Security researchers at Avast have reported that threat actors are using Adobe Acrobat Sign to distribute Redline malware. Adobe Acrobat Sign is a free-to-try cloud-based e-signature service that allows users to send, sign, track, and manage electronic signatures. The abuse of this service allows the actors to send emails that are originating from the software company itself, which bypasses security protections and tricks the user into thinking they are receiving a trusted email.
The threat actors register with the service to send emails which link to a DOC, PDF, or HTML document hosted on Adobe’s servers. These documents then contain a link to a website that requests visitors to solve a CAPTCHA, adding to its legitimacy, before serving a ZIP archive that includes a copy of the Redline malware. In some instances, the ZIP also contained several non-malicious executables as well to masquerade the malicious payload. In all instances, the payload itself was artificially inflated to 400MB to help protect against anti-virus scans.

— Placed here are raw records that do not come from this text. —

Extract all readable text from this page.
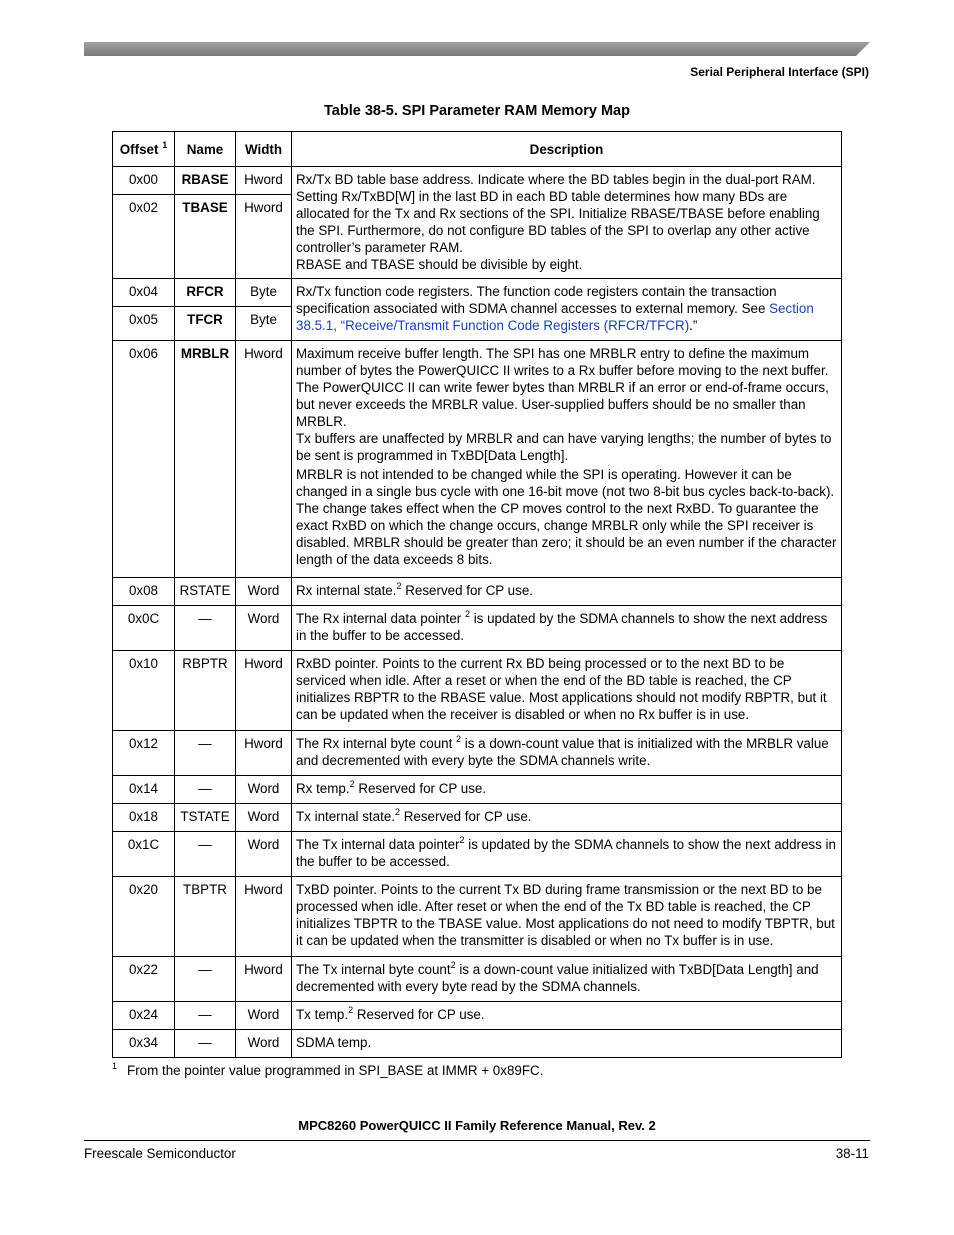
Serial Peripheral Interface (SPI)
Table 38-5. SPI Parameter RAM Memory Map
Offset $^1$	Name	Width	Description
0x00	RBASE	Hword	Rx/Tx BD table base address. Indicate where the BD tables begin in the dual-port RAM. Setting Rx/TxBD[W] in the last BD in each BD table determines how many BDs are allocated for the Tx and Rx sections of the SPI. Initialize RBASE/TBASE before enabling the SPI. Furthermore, do not configure BD tables of the SPI to overlap any other active controller’s parameter RAM.

RBASE and TBASE should be divisible by eight.

0x02	TBASE	Hword	
0x04	RFCR	Byte	Rx/Tx function code registers. The function code registers contain the transaction specification associated with SDMA channel accesses to external memory. See Section 38.5.1, “Receive/Transmit Function Code Registers (RFCR/TFCR).”
0x05	TFCR	Byte	
0x06	MRBLR	Hword	Maximum receive buffer length. The SPI has one MRBLR entry to define the maximum number of bytes the PowerQUICC II writes to a Rx buffer before moving to the next buffer. The PowerQUICC II can write fewer bytes than MRBLR if an error or end-of-frame occurs, but never exceeds the MRBLR value. User-supplied buffers should be no smaller than MRBLR.

Tx buffers are unaffected by MRBLR and can have varying lengths; the number of bytes to be sent is programmed in TxBD[Data Length].

MRBLR is not intended to be changed while the SPI is operating. However it can be changed in a single bus cycle with one 16-bit move (not two 8-bit bus cycles back-to-back). The change takes effect when the CP moves control to the next RxBD. To guarantee the exact RxBD on which the change occurs, change MRBLR only while the SPI receiver is disabled. MRBLR should be greater than zero; it should be an even number if the character length of the data exceeds 8 bits.

0x08	RSTATE	Word	Rx internal state.$^2$ Reserved for CP use.
0x0C	—	Word	The Rx internal data pointer $^2$ is updated by the SDMA channels to show the next address in the buffer to be accessed.
0x10	RBPTR	Hword	RxBD pointer. Points to the current Rx BD being processed or to the next BD to be serviced when idle. After a reset or when the end of the BD table is reached, the CP initializes RBPTR to the RBASE value. Most applications should not modify RBPTR, but it can be updated when the receiver is disabled or when no Rx buffer is in use.
0x12	—	Hword	The Rx internal byte count $^2$ is a down-count value that is initialized with the MRBLR value and decremented with every byte the SDMA channels write.
0x14	—	Word	Rx temp.$^2$ Reserved for CP use.
0x18	TSTATE	Word	Tx internal state.$^2$ Reserved for CP use.
0x1C	—	Word	The Tx internal data pointer$^2$ is updated by the SDMA channels to show the next address in the buffer to be accessed.
0x20	TBPTR	Hword	TxBD pointer. Points to the current Tx BD during frame transmission or the next BD to be processed when idle. After reset or when the end of the Tx BD table is reached, the CP initializes TBPTR to the TBASE value. Most applications do not need to modify TBPTR, but it can be updated when the transmitter is disabled or when no Tx buffer is in use.
0x22	—	Hword	The Tx internal byte count$^2$ is a down-count value initialized with TxBD[Data Length] and decremented with every byte read by the SDMA channels.
0x24	—	Word	Tx temp.$^2$ Reserved for CP use.
0x34	—	Word	SDMA temp.
$^1$ From the pointer value programmed in SPI_BASE at IMMR + 0x89FC.
MPC8260 PowerQUICC II Family Reference Manual, Rev. 2
Freescale Semiconductor	38-11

While it isn’t necessarily a novel tactic to utilize legitimate resources to aid in phishing campaigns, it is an effective one. Often when an end-user receives a phishing email from a legitimate source such as Adobe Sign, it makes them much more likely to fall for it as many users don’t know how to properly identify a phishing email. Many times, training around phishing states to look for things such as a suspicious title, suspicious sender, or mistakes in the email itself, which a tactic such as the one seen used here avoids. The best defense against a phishing campaign such as this would be to ensure that end-users are educated not only on common ways to identify phishing emails, but on more sophisticated techniques as well. This could be done through either quarterly education, or through internal phishing tests over the course of the year utilizing these new tactics.